One way to test for water pollution from sewage is to look at waterways from space. Satellite images show plumes of material where runoff meets water -- brown ones contain sediment, which is likely to include sewage. This method is sometimes used after major polluting events, such as toxic spills and natural disasters with flooding. However, there's no way to know for sure how much of these plumes is sewage pollution and how much is silt. The satellite imaging method allows for only a rough estimate of potential sewage pollution.

Counting Bugs

"Thermotolerant coliforms" is the polite term for bacteria that live in feces, otherwise known as fecal coliforms. The problem with testing for them is that false positives are high. Similar bacteria are widely broadcast in the general environment -- in other words, they live in dirt as well as in all animal feces, and wild animals from insects to mammals are everywhere. Escherichia coli is a common indicator species for fecal coliform tests, but still environmentally ubiquitous; tests for bacteria of the Enterococcus genus are considered best because these organisms are found in the feces of all mammals, but very seldom elsewhere. Enterococcus tests are currently considered the gold standard for monitoring sewage pollution in waterways, but they leave out a major component of sewage pollution: ammonia and nitrogen.

Ammonia

It's possible to determine whether water pollution may originate with sewage by testing for ammonia because most sewage treatment facilities in the U.S. do not remove urine when they process waste water. The urine decays into ammonia, so high ammonia levels can indicate a sewage source for a particular instance of pollution. False positives are also possible with this test, however, since other sources, such as animal feeding operations, create high levels of ammonia pollution, and agricultural and municipal runoff contribute large amounts of ammonia's end product, nitrogen.

Test Shortcomings

The main problem with trying to test for water pollution from sewage is that it's usually impossible to determine exactly where the pollution came from by the time it enters a body of water.

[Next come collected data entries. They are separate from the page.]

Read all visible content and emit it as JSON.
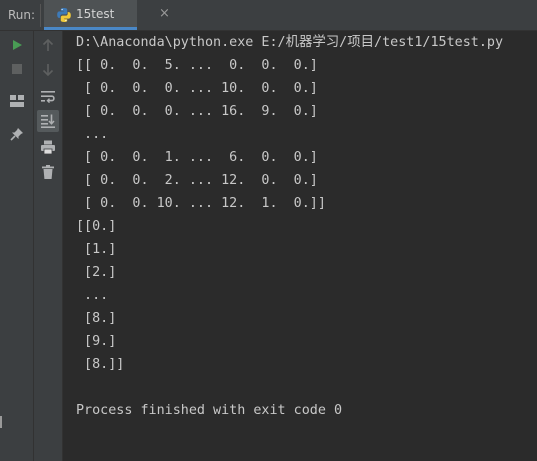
{
  "toolbar": {
    "run_label": "Run:",
    "tab_title": "15test",
    "tab_icon": "python-icon",
    "tab_close": "×"
  },
  "side_tools": {
    "outer": [
      "play-icon",
      "stop-icon",
      "layout-icon",
      "pin-icon"
    ],
    "inner": [
      "up-arrow-icon",
      "down-arrow-icon",
      "soft-wrap-icon",
      "scroll-to-end-icon",
      "print-icon",
      "trash-icon"
    ]
  },
  "console": {
    "lines": [
      "D:\\Anaconda\\python.exe E:/机器学习/项目/test1/15test.py",
      "[[ 0.  0.  5. ...  0.  0.  0.]",
      " [ 0.  0.  0. ... 10.  0.  0.]",
      " [ 0.  0.  0. ... 16.  9.  0.]",
      " ...",
      " [ 0.  0.  1. ...  6.  0.  0.]",
      " [ 0.  0.  2. ... 12.  0.  0.]",
      " [ 0.  0. 10. ... 12.  1.  0.]]",
      "[[0.]",
      " [1.]",
      " [2.]",
      " ...",
      " [8.]",
      " [9.]",
      " [8.]]",
      "",
      "Process finished with exit code 0"
    ]
  },
  "colors": {
    "background": "#2b2b2b",
    "panel": "#3c3f41",
    "text": "#c8c8c8",
    "run_green": "#499c54",
    "accent": "#4a88c7"
  }
}
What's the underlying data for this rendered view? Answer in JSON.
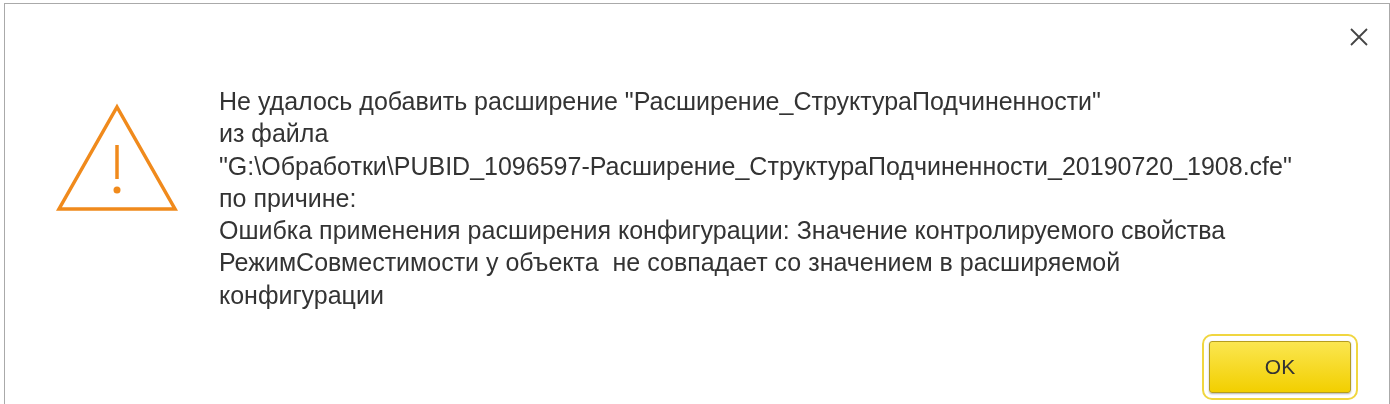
{
  "dialog": {
    "message_lines": [
      "Не удалось добавить расширение \"Расширение_СтруктураПодчиненности\"",
      "из файла",
      "\"G:\\Обработки\\PUBID_1096597-Расширение_СтруктураПодчиненности_20190720_1908.cfe\"",
      "по причине:",
      "Ошибка применения расширения конфигурации: Значение контролируемого свойства",
      "РежимСовместимости у объекта  не совпадает со значением в расширяемой",
      "конфигурации"
    ],
    "buttons": [
      {
        "label": "OK",
        "focused": true
      }
    ]
  }
}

Some can be traced back to poor municipal disposal systems, but only when there's an obvious "smoking gun," such as an open pipe pouring sewage into a waterway. Most sewage pollution results from overflow and occupies the vague category "nonpoint source pollution" along with storm drain outflow and agricultural runoff. Satellite imaging, fecal coliform and ammonia testing can all predict a probability that particular pollution is sewage-sourced, but they have no way to screen out organic runoff, fertilizer and animal feces.

A Healthy BOD?

There may be a better way. The biochemical oxygen demand test counts decomposer bacteria in water as it leaves sewage treatment plants. The number of bacteria gives an estimate both of how much sewage remains in the water, and its potential biological impact once it reaches a waterway and the bacteria start using up oxygen there. However, the test is only used in a truncated form in the U.S. A complete BOD counts carbon-eating and nitrogen-eating bugs: carbon is from feces and nitrogen is from urine. The test currently in use counts only carbon-eaters, which leaves sewage pollution from urine entirely outside of the calculations. Switching to a complete BOD could help pinpoint exactly which pollution comes from sewage: it would give an accurate picture of how much is leaving treatment facilities, and researchers could match observed impacts in habitats downstream with the impacts predicted by the BOD counts.